Il 23 settembre, veniva fondata la repubblica di Salò, ultimo baluardo della cieca fede fascista. Perciò di Camillo Berneri, filosofo, scrittore e anarchico italiano morto sul fronte antifascista spagnolo, ho riletto in questi giorni alcuni interessantissimi passi del saggio “Mussolini grande attore”, una ristampa riveduta e ampliata dell’edizione “Mussolini psicologia di un dittatore”: già alcuni titoli dell’indice offrono spunti emblematici tipo “Il Barnum degli dei”, “Il tribuno”, “Il mito del demiurgo” , “Il superuomo” e “L’attore – regista”
In una acuta analisi imperniata sulla demagogia oratoria e sulla spallata ipnotica inferta a un’intera nazione, emerge soprattutto la immane forza della propaganda nell’ambito delle scuole primarie, dove alunni e alunne ebbero a subire una tempesta manipolatoria di straordinaria efficacia.
Furono in effetti le scuole uno dei granai più prolifici, destinati a plasmare gli entusiasmi plagiati e le gonfiate suggestioni che trovavano poi l’immancabile sublimazione nell’addestramento della gioventù fascista, sino alla esacerbazione dell’estasi nei Campi Dux dove alitava, cadenzato e prepotente, lo slogan a mascella slogata: “Libro e moschetto fascista perfetto”.
Quanto ai moschetti, per la maggior parte si rivelarono, nel momento della bisogna, una “mosconata”, per inefficienza, macchinosità e obsoleta datazione.

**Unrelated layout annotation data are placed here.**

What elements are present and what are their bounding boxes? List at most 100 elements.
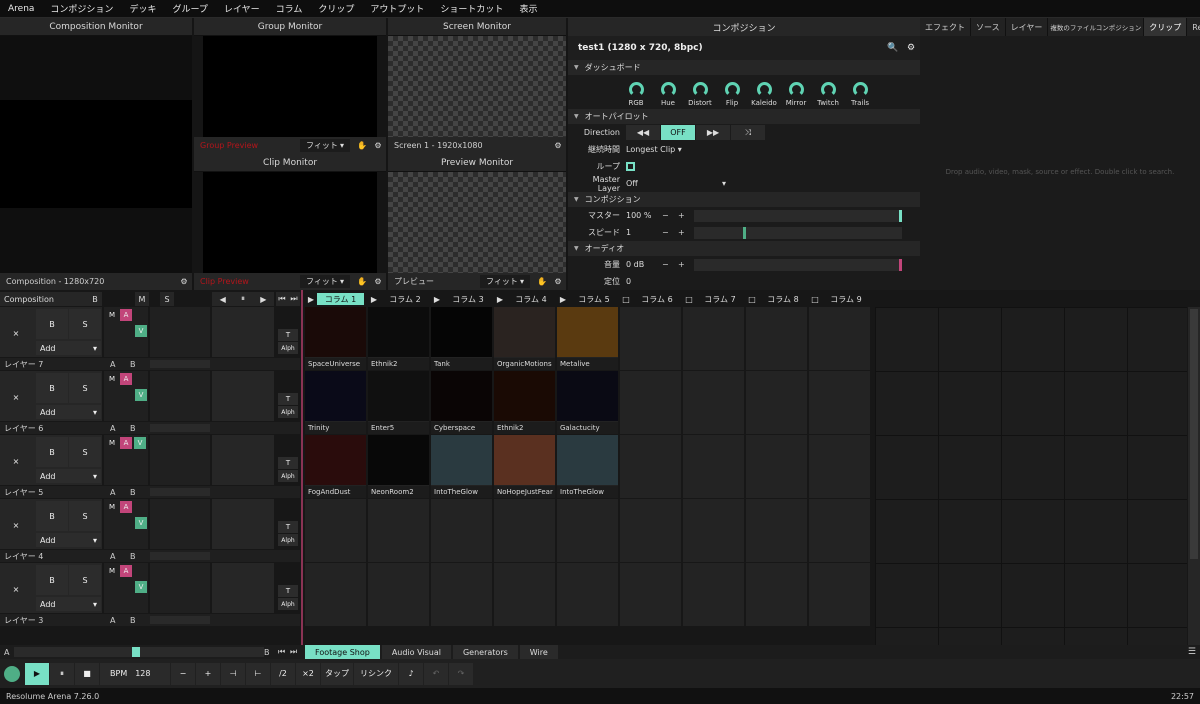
layer-t-button[interactable]: T <box>278 329 298 341</box>
loop-checkbox[interactable] <box>626 162 635 171</box>
skip-fwd-icon[interactable]: ⏭ <box>290 294 297 304</box>
layer-alpha-button[interactable]: Alph <box>278 470 298 482</box>
bypass-button[interactable]: B <box>36 437 68 467</box>
layer-v-button[interactable]: V <box>135 389 147 401</box>
layer-a-button[interactable]: A <box>120 501 132 513</box>
clip-slot[interactable] <box>746 499 808 563</box>
pause-button[interactable]: ⏸ <box>50 662 74 685</box>
skip-back-icon[interactable]: ⏮ <box>278 294 285 304</box>
composition-monitor-view[interactable] <box>0 36 192 273</box>
clip-thumbnail[interactable] <box>557 307 618 357</box>
clip-slot[interactable]: NeonRoom2 <box>368 435 430 499</box>
clip-slot[interactable] <box>431 499 493 563</box>
stop-button[interactable]: ■ <box>75 662 99 685</box>
prev-icon[interactable]: ◀ <box>220 295 226 304</box>
tab-layer[interactable]: レイヤー <box>1006 18 1049 36</box>
gear-icon[interactable]: ⚙ <box>902 43 920 53</box>
clip-thumbnail[interactable] <box>494 435 555 485</box>
plus-button[interactable]: + <box>678 228 694 237</box>
layer-a-button[interactable]: A <box>120 565 132 577</box>
column-header-2[interactable]: ▶ コラム 2 <box>368 292 430 306</box>
clip-slot[interactable]: Galactucity <box>557 371 619 435</box>
comp-m-button[interactable]: M <box>135 292 149 306</box>
knob-trails[interactable]: Trails <box>848 82 872 107</box>
clip-thumbnail[interactable] <box>557 371 618 421</box>
clip-slot[interactable]: SpaceUniverse <box>305 307 367 371</box>
clip-slot[interactable] <box>368 563 430 627</box>
layer-a-label[interactable]: A <box>110 360 130 369</box>
hand-icon[interactable]: ✋ <box>534 277 550 286</box>
clip-slot[interactable] <box>431 563 493 627</box>
clip-slot[interactable] <box>620 435 682 499</box>
layer-opacity-slider[interactable] <box>150 424 210 432</box>
layer-a-button[interactable]: A <box>120 309 132 321</box>
clip-slot[interactable] <box>620 371 682 435</box>
bpm-plus-button[interactable]: + <box>196 662 220 685</box>
add-effect-dropdown[interactable]: Add ▾ <box>36 597 101 611</box>
layer-name[interactable]: レイヤー 7 <box>0 359 110 370</box>
clip-slot[interactable] <box>620 307 682 371</box>
layer-t-button[interactable]: T <box>278 585 298 597</box>
clip-thumbnail[interactable] <box>305 307 366 357</box>
audio-section[interactable]: オーディオ <box>568 241 920 256</box>
clip-slot[interactable] <box>683 371 745 435</box>
column-header-7[interactable]: □ コラム 7 <box>683 292 745 306</box>
layer-name[interactable]: レイヤー 5 <box>0 487 110 498</box>
menu-group[interactable]: グループ <box>164 2 215 15</box>
gear-icon[interactable]: ⚙ <box>176 277 192 286</box>
rewind-button[interactable]: ◀◀ <box>626 125 660 140</box>
clip-slot[interactable]: Ethnik2 <box>368 307 430 371</box>
forward-button[interactable]: ▶▶ <box>696 125 730 140</box>
double-bpm-button[interactable]: ×2 <box>296 662 320 685</box>
clip-slot[interactable]: IntoTheGlow <box>431 435 493 499</box>
layer-b-label[interactable]: B <box>130 552 150 561</box>
column-header-9[interactable]: □ コラム 9 <box>809 292 871 306</box>
minus-button[interactable]: − <box>662 211 678 220</box>
metronome-icon[interactable]: ♪ <box>399 662 423 685</box>
clip-slot[interactable] <box>557 563 619 627</box>
checkbox-icon[interactable]: □ <box>620 295 632 304</box>
clip-slot[interactable] <box>746 563 808 627</box>
clip-slot[interactable]: Tank <box>431 307 493 371</box>
column-header-5[interactable]: ▶ コラム 5 <box>557 292 619 306</box>
layer-name[interactable]: レイヤー 4 <box>0 551 110 562</box>
layer-t-button[interactable]: T <box>278 393 298 405</box>
layer-opacity-slider[interactable] <box>150 488 210 496</box>
clip-thumbnail[interactable] <box>431 435 492 485</box>
clip-thumbnail[interactable] <box>431 307 492 357</box>
nudge-forward-button[interactable]: ⊢ <box>246 662 270 685</box>
hand-icon[interactable]: ✋ <box>354 141 370 150</box>
layer-name[interactable]: レイヤー 3 <box>0 615 110 626</box>
nudge-back-button[interactable]: ⊣ <box>221 662 245 685</box>
layer-v-button[interactable]: V <box>135 581 147 593</box>
clip-slot[interactable] <box>683 307 745 371</box>
duration-dropdown[interactable]: Longest Clip ▾ <box>626 145 682 154</box>
hand-icon[interactable]: ✋ <box>354 277 370 286</box>
clip-slot[interactable] <box>620 563 682 627</box>
layer-t-button[interactable]: T <box>278 457 298 469</box>
skip-fwd-icon[interactable]: ⏭ <box>290 647 297 657</box>
preview-monitor-view[interactable] <box>388 172 566 273</box>
clip-slot[interactable] <box>305 563 367 627</box>
redo-icon[interactable]: ↷ <box>449 662 473 685</box>
layer-opacity-slider[interactable] <box>150 616 210 624</box>
master-layer-dropdown[interactable]: Off ▾ <box>626 179 726 188</box>
gear-icon[interactable]: ⚙ <box>550 141 566 150</box>
layer-alpha-button[interactable]: Alph <box>278 598 298 610</box>
clip-thumbnail[interactable] <box>557 435 618 485</box>
play-icon[interactable]: ▶ <box>305 295 317 304</box>
play-icon[interactable]: ▶ <box>431 295 443 304</box>
checkbox-icon[interactable]: □ <box>746 295 758 304</box>
clip-thumbnail[interactable] <box>305 435 366 485</box>
layer-a-label[interactable]: A <box>110 424 130 433</box>
shuffle-button[interactable]: ⤨ <box>731 125 765 140</box>
close-icon[interactable]: × <box>4 321 28 345</box>
undo-icon[interactable]: ↶ <box>424 662 448 685</box>
column-header-8[interactable]: □ コラム 8 <box>746 292 808 306</box>
globe-icon[interactable] <box>0 662 24 685</box>
layer-b-label[interactable]: B <box>130 360 150 369</box>
crossfader-a[interactable]: A <box>4 648 9 657</box>
knob-rgb[interactable]: RGB <box>624 82 648 107</box>
clip-slot[interactable] <box>809 563 871 627</box>
layer-v-button[interactable]: V <box>135 325 147 337</box>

È pregno di surreali riferimenti il diario di una diligente e plasmata alunna che elenca l’interminabile sequenza delle fasi lunari e lunatiche delle orbite ducesche: la maestra che illustra ed enfatizza la strategica funzione della Battaglia del grano; la commemorazione di Crispi con l’inevitabile parallelo fra un mito consolidato e un futuro mito; la trepidante sottolineatura dell’anniversario della Marcia su Roma; la Giornata del riso, proclamato alimento nazionale e iper nutrizionale; la sacralità dell’anniversario della fondazione dei Fasci di combattimento; la conclamata Giornata del Pane e il pingue sanguigno riepilogo dei proclami.
In ogni aula si distribuiva gratuitamente “La vita di Mussolini ” tratteggiata dalla penna, a passo d’oca, di Giorgio Pini, e le sedi più fortunate disponevano di un fonografo che serviva a fare intendere, la voce del padrone.

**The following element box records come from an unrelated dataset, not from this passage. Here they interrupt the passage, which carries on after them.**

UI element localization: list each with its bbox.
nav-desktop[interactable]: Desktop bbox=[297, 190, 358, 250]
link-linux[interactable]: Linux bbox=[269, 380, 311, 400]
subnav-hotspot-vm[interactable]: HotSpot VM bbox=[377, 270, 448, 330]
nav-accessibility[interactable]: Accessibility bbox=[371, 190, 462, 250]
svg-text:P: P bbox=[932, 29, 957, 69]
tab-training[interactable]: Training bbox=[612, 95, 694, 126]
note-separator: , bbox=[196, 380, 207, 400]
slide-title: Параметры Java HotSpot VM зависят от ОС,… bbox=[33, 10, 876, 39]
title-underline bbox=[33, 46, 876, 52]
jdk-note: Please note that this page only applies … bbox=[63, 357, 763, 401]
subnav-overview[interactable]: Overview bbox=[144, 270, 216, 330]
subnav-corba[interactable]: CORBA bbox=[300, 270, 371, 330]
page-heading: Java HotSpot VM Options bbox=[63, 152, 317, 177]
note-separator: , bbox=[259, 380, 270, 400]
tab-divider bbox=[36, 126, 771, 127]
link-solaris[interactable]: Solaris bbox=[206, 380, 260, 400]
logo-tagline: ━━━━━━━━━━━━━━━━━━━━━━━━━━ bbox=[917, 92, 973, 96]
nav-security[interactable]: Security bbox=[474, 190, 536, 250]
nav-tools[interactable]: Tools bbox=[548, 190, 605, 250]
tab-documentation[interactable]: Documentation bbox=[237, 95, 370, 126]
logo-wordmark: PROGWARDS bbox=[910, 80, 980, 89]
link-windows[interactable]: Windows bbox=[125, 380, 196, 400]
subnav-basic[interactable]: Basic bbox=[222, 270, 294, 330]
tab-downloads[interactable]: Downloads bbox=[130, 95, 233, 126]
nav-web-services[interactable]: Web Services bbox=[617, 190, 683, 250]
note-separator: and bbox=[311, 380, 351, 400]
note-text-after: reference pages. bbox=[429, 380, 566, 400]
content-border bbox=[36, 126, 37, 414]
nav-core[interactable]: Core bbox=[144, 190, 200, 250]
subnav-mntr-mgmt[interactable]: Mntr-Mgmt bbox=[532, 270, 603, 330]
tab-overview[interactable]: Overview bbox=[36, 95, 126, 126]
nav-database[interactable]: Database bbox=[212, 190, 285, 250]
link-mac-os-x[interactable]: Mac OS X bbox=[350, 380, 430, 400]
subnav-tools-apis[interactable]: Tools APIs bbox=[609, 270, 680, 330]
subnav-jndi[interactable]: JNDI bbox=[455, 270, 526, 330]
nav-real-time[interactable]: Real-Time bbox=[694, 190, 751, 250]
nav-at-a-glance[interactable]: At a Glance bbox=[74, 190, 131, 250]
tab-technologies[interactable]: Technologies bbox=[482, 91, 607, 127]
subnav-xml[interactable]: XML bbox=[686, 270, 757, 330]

Il culto del “capo assoluto” assume le connotazioni di una grottesca commedia quando si scorrono i versi di una preghiera imposta agli alunni delle scuole italiane in Tunisia:
“Io credo nel sommo Duce – creatore delle Camicie Nere – E in Gesù Cristo suo unico protettore…”
Il vertice miracolistico, nell’apnea della recitazione, si racchiude nelle fatidiche righe :
“Fu prode soldato, ebbe dei nemici -Discese a Roma; il terzo giorno – ristabilì lo Stato – Siede alla destra del nostro Sovrano – Di là a da venire a giudicare il bolscevismo”.
Blasfemia e disturbata amplificazione, millantata retorica e militarizzata trascendenza, folle esondazione di caricaturizzati eccessi.
Tutto, già tutto era ormai perduto.
Lo si intuisce dai pensieri di qualche scolaro in catarsi:
“Il Duce lavora sempre o non dorme mai, o quasi. Chiude gli occhi ogni dieci minuti, poi si desta, si dà una bella lavata, e torna subito a lavorare che è fresco come una rosa”.
Per chiudere in afflitta bellezza, un’altra perla:
“Lui è molto coraggioso tanto è vero che, due ore dopo l’attentato di Bologna, andò a suonare il mandolino con la sua famiglia”.
E dopo averlo suonato con somma competenza nel salotto buono, il mandolino lo stampigliò sul didietro degli italiani, grande come una casa popolare che implode per la mascellare metodica della manutenzione.